Cerca de 70 milhões de pessoas irão às aulas destinadas a fortalecer a ideologia

PEQUIM - O Partido Comunista permanece firmemente no controle da China, apesar de um número de membros serem caprichosos e corruptos, disse um alto funcionário recentemente, fornecendo um raro vislumbre da maquinária interna de uma organização com quase 70 milhões de membros. Li Jingtian, vice-chefe do reservado Departamento de Organização do partido, disse à imprensa que uma campanha de educação em massa tinha sido lançada em janeiro para estimular disciplina entre os membros e garantir que a "natureza progressista" do partido estivesse alcançando notáveis resultados.

Desde o início do ano, milhões de chineses assistiram a aulas destinadas a fortalecer a ideologia do partido, estimular a autocrítica e encorajar a estabilidade.

O programa volta à escola, lançado pelo presidente Hu Jintao e o primeiro-ministro Wen Jiabao, é destinado a reforçar o poder de base da organização, conter os abusos, melhorar a imagem pública do partido e conter a dissidência.

A China introduziu mais controles e está, por outro lado, adotando a competição da esfera econômica como um meio de combater a ineficiência e a corrupção, mas continua se opondo à competição no domínio político.

A campanha de educação ao estilo Mao, na qual os membros do partido são encorajados a pensar em uníssono, parece estar cada vez mais estranha diante da enxurrada de marcas de pasta de dente, de grupos de rap e da crescente individualidade encontrada em qualquer parte desta sociedade.

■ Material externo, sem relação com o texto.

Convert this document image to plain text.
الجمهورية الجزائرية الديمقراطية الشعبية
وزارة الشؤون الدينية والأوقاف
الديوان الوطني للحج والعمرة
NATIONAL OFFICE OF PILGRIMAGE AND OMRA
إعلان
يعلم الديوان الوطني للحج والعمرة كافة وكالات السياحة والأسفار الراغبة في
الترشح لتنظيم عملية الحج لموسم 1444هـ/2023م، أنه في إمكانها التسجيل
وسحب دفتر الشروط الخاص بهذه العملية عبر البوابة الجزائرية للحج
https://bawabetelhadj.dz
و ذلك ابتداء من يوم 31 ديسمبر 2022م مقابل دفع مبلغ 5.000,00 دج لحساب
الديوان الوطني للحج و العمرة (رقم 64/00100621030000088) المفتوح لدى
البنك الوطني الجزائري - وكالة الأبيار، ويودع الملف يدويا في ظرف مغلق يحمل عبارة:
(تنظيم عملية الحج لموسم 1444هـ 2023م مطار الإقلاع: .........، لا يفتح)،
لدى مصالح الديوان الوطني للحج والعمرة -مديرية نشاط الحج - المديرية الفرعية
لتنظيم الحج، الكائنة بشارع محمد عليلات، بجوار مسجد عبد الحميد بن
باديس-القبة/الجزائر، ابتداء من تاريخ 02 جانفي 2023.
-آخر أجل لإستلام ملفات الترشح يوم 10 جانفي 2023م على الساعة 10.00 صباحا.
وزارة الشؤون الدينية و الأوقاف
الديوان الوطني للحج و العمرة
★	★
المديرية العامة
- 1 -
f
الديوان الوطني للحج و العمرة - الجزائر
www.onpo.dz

Educar cerca de 70 milhões de pessoas, mesmo em sessões que duram somente poucas horas, não é uma tarefa fácil. Li disse que o primeiro grupo de 13,9 milhões de membros tinha se envolvido no treinamento.

A grande parte era de funcionários do governo e do partido, os membros mais fáceis de serem atingidos e motivados.

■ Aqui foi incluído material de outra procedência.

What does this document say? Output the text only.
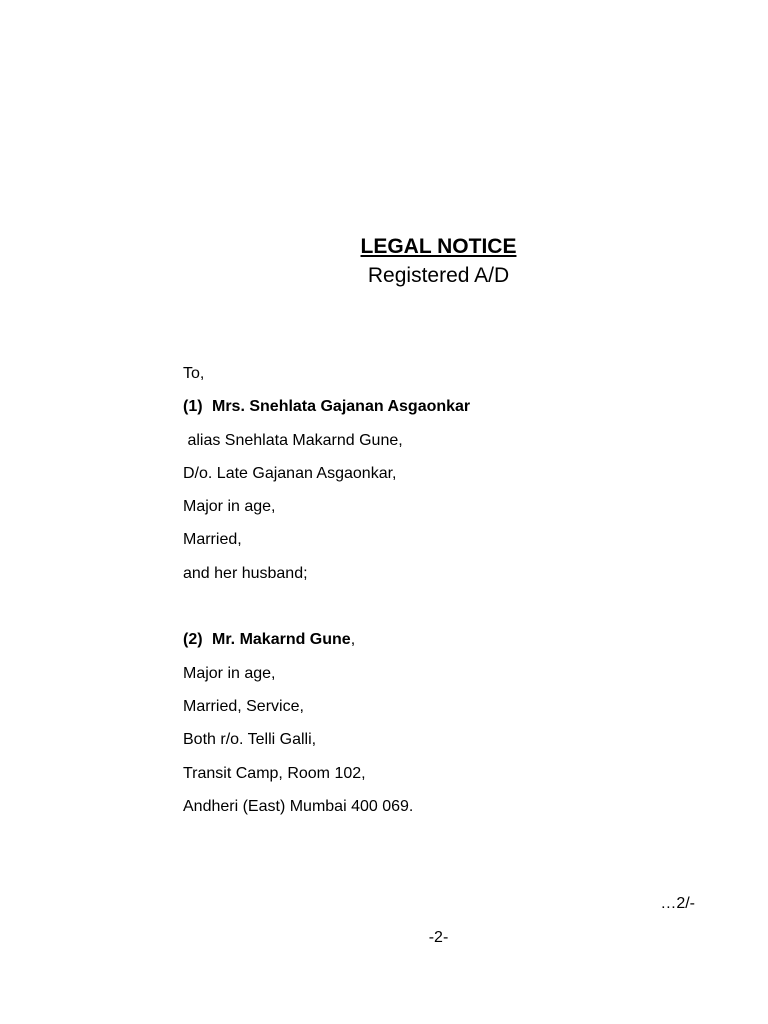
LEGAL NOTICE
Registered A/D
To,
(1) Mrs. Snehlata Gajanan Asgaonkar
alias Snehlata Makarnd Gune,
D/o. Late Gajanan Asgaonkar,
Major in age,
Married,
and her husband;
(2) Mr. Makarnd Gune,
Major in age,
Married, Service,
Both r/o. Telli Galli,
Transit Camp, Room 102,
Andheri (East) Mumbai 400 069.
…2/-
-2-
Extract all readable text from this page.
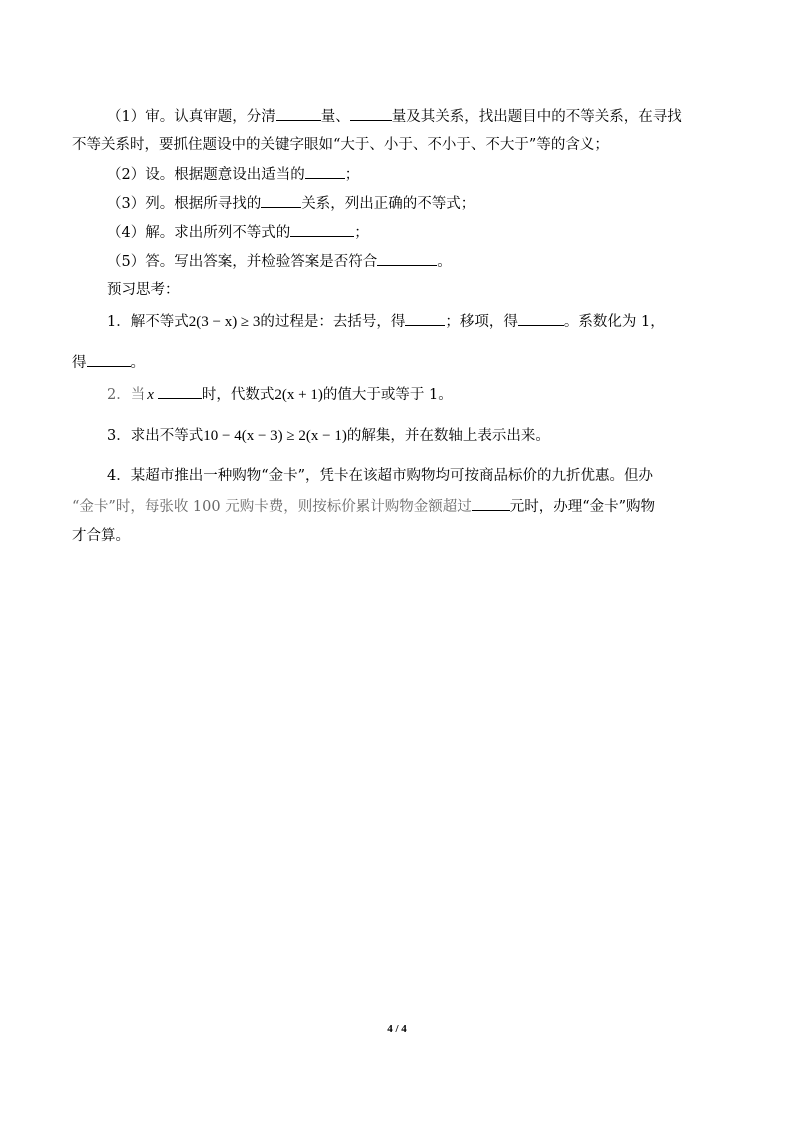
（1）审。认真审题，分清	量、	量及其关系，找出题目中的不等关系，在寻找
不等关系时，要抓住题设中的关键字眼如“大于、小于、不小于、不大于”等的含义；
（2）设。根据题意设出适当的	；
（3）列。根据所寻找的	关系，列出正确的不等式；
（4）解。求出所列不等式的	；
（5）答。写出答案，并检验答案是否符合	。
预习思考：
1．解不等式2(3 − x) ≥ 3的过程是：去括号，得	；移项，得	。系数化为 1，
得	。
2．当 x	时，代数式2(x + 1)的值大于或等于 1。
3．求出不等式10 − 4(x − 3) ≥ 2(x − 1)的解集，并在数轴上表示出来。
4．某超市推出一种购物“金卡”，凭卡在该超市购物均可按商品标价的九折优惠。但办
“金卡”时，每张收 100 元购卡费，则按标价累计购物金额超过	元时，办理“金卡”购物
才合算。
4 / 4
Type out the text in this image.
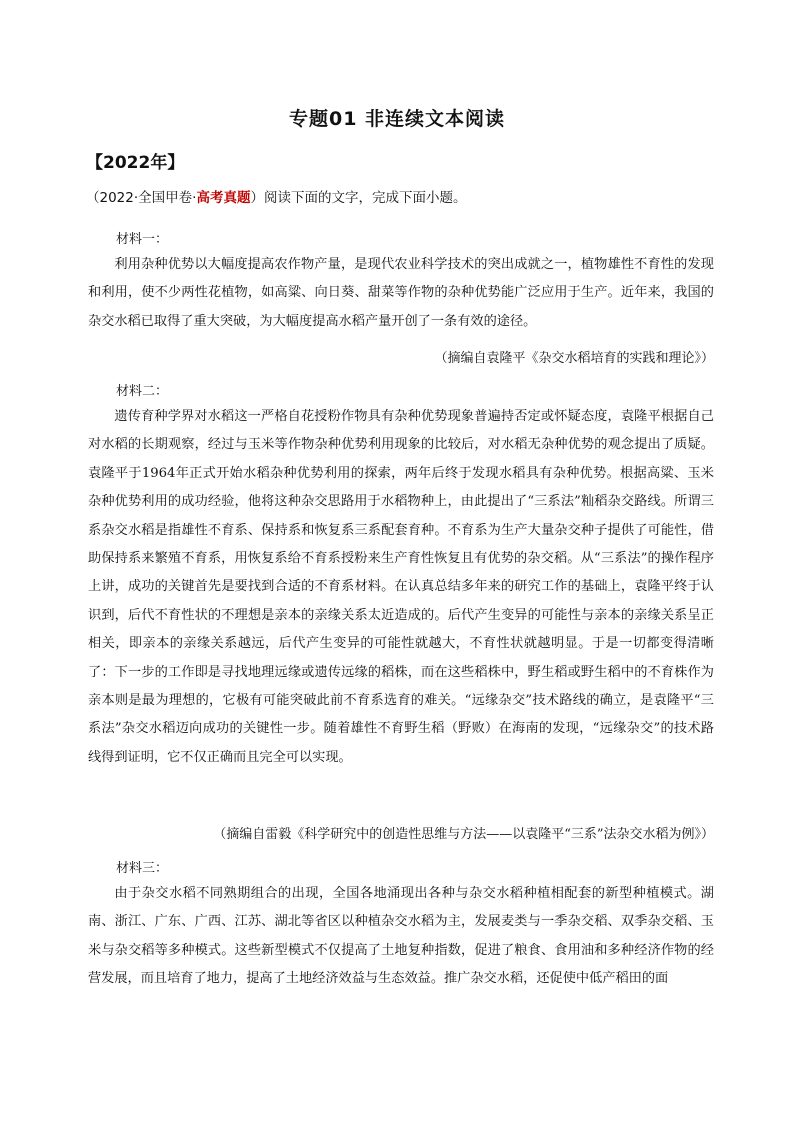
专题01 非连续文本阅读
【2022年】
（2022·全国甲卷·高考真题）阅读下面的文字，完成下面小题。
材料一：

利用杂种优势以大幅度提高农作物产量，是现代农业科学技术的突出成就之一，植物雄性不育性的发现和利用，使不少两性花植物，如高粱、向日葵、甜菜等作物的杂种优势能广泛应用于生产。近年来，我国的杂交水稻已取得了重大突破，为大幅度提高水稻产量开创了一条有效的途径。

（摘编自袁隆平《杂交水稻培育的实践和理论》）
材料二：

遗传育种学界对水稻这一严格自花授粉作物具有杂种优势现象普遍持否定或怀疑态度，袁隆平根据自己对水稻的长期观察，经过与玉米等作物杂种优势利用现象的比较后，对水稻无杂种优势的观念提出了质疑。袁隆平于1964年正式开始水稻杂种优势利用的探索，两年后终于发现水稻具有杂种优势。根据高粱、玉米杂种优势利用的成功经验，他将这种杂交思路用于水稻物种上，由此提出了“三系法”籼稻杂交路线。所谓三系杂交水稻是指雄性不育系、保持系和恢复系三系配套育种。不育系为生产大量杂交种子提供了可能性，借助保持系来繁殖不育系，用恢复系给不育系授粉来生产育性恢复且有优势的杂交稻。从“三系法”的操作程序上讲，成功的关键首先是要找到合适的不育系材料。在认真总结多年来的研究工作的基础上，袁隆平终于认识到，后代不育性状的不理想是亲本的亲缘关系太近造成的。后代产生变异的可能性与亲本的亲缘关系呈正相关，即亲本的亲缘关系越远，后代产生变异的可能性就越大，不育性状就越明显。于是一切都变得清晰了：下一步的工作即是寻找地理远缘或遗传远缘的稻株，而在这些稻株中，野生稻或野生稻中的不育株作为亲本则是最为理想的，它极有可能突破此前不育系选育的难关。“远缘杂交”技术路线的确立，是袁隆平“三系法”杂交水稻迈向成功的关键性一步。随着雄性不育野生稻（野败）在海南的发现，“远缘杂交”的技术路线得到证明，它不仅正确而且完全可以实现。

（摘编自雷毅《科学研究中的创造性思维与方法——以袁隆平“三系”法杂交水稻为例》）
材料三：

由于杂交水稻不同熟期组合的出现，全国各地涌现出各种与杂交水稻种植相配套的新型种植模式。湖南、浙江、广东、广西、江苏、湖北等省区以种植杂交水稻为主，发展麦类与一季杂交稻、双季杂交稻、玉米与杂交稻等多种模式。这些新型模式不仅提高了土地复种指数，促进了粮食、食用油和多种经济作物的经营发展，而且培育了地力，提高了土地经济效益与生态效益。推广杂交水稻，还促使中低产稻田的面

Um segundo grupo de 30 milhões de membros, a maioria de organizações ligadas ao governo, está em treinamento, disse Li. O último grupo, de cerca de 26 milhões de pessoas, será recrutado amplamente nas áreas rurais.

Se o treinamento irá fixar as idéias que o partido espera, particularmente entre os jovens membros geralmente mais preocupados com salários do que solidariedade, não se sabe.

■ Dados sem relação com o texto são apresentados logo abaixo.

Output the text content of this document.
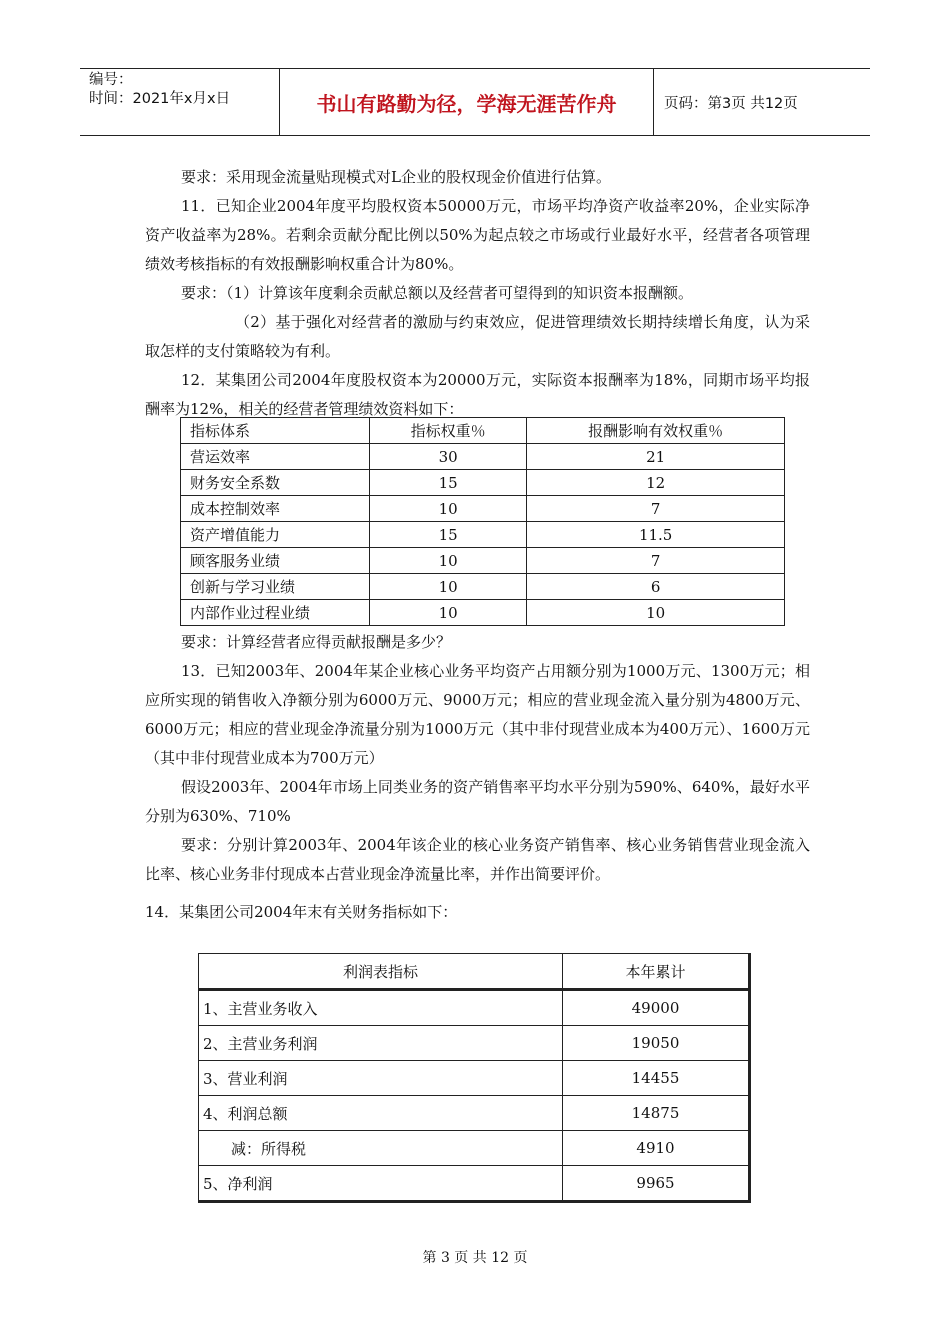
编号：
时间：2021年x月x日	书山有路勤为径，学海无涯苦作舟	页码：第3页 共12页

要求：采用现金流量贴现模式对L企业的股权现金价值进行估算。

11．已知企业2004年度平均股权资本50000万元，市场平均净资产收益率20%，企业实际净资产收益率为28%。若剩余贡献分配比例以50%为起点较之市场或行业最好水平，经营者各项管理绩效考核指标的有效报酬影响权重合计为80%。

要求：（1）计算该年度剩余贡献总额以及经营者可望得到的知识资本报酬额。

（2）基于强化对经营者的激励与约束效应，促进管理绩效长期持续增长角度，认为采取怎样的支付策略较为有利。

12．某集团公司2004年度股权资本为20000万元，实际资本报酬率为18%，同期市场平均报酬率为12%，相关的经营者管理绩效资料如下：

指标体系	指标权重％	报酬影响有效权重％
营运效率	30	21
财务安全系数	15	12
成本控制效率	10	7
资产增值能力	15	11.5
顾客服务业绩	10	7
创新与学习业绩	10	6
内部作业过程业绩	10	10

要求：计算经营者应得贡献报酬是多少？

13．已知2003年、2004年某企业核心业务平均资产占用额分别为1000万元、1300万元；相应所实现的销售收入净额分别为6000万元、9000万元；相应的营业现金流入量分别为4800万元、6000万元；相应的营业现金净流量分别为1000万元（其中非付现营业成本为400万元）、1600万元（其中非付现营业成本为700万元）

假设2003年、2004年市场上同类业务的资产销售率平均水平分别为590%、640%，最好水平分别为630%、710%

要求：分别计算2003年、2004年该企业的核心业务资产销售率、核心业务销售营业现金流入比率、核心业务非付现成本占营业现金净流量比率，并作出简要评价。

14．某集团公司2004年末有关财务指标如下：

利润表指标	本年累计
1、主营业务收入	49000
2、主营业务利润	19050
3、营业利润	14455
4、利润总额	14875
减：所得税	4910
5、净利润	9965
第 3 页 共 12 页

Uma funcionária de uma companhia de Pequim que recentemente participou de uma sessão de estudo patrocinada por sua unidade de trabalho disse que ela não absorveu muita coisa. "Alguns de nossos chefes fizeram discursos", disse a funcionária de pouco mais de 20 anos, com a condição de não ser identificada pelo temor de represálias.

"Foi muito tedioso. Fiquei apenas por uma hora e a maior parte do tempo estive conversando com minhas colegas. Eu realmente não consigo lembrar o que eles disseram."

Pediram que os participantes escrevessem um resumo sobre tudo o que aprenderam e como isso poderia melhorar seu trabalho, disse ela. "Eu não escrevi nada.

Vou esperar e ver se posso escapar sem ter de escrever. Ninguém levou isso realmente a sério", acrescentou a funcionária.

O Partido Comunista tem se mantido firme no poder diante da violenta mudança social permitindo um rápido crescimento econômico, tirando centenas de milhões de pessoas da pobreza e mantendo um firme controle da política, da religião, de movimentos não-lucrativos e de internet que poderiam ameaçar sua autoridade.

Algumas das maiores dores de cabeça recentes para o partido têm sido as revoltas nas áreas rurais, às vezes violentas. Muitas envolvendo fazendeiros e trabalhadores que se sentem cada vez mais deixados para trás pela crescente brecha entre ricos e pobres.

Em um incidente no mês passado, seis pessoas foram mortas no norte da China quando homens armados atacaram moradores de um vilarejo em protesto pela desapropriação de suas terras para a construção de uma usina de energia.

Li disse estar confiante que o treinamento irá reduzir o número de "incidentes em massa", apesar de a campanha não ser um tratamento para tudo. "Eu tenho de admitir que a possibilidade (de eliminar todos os incidentes) é realmente muito pequena", ele acrescentou.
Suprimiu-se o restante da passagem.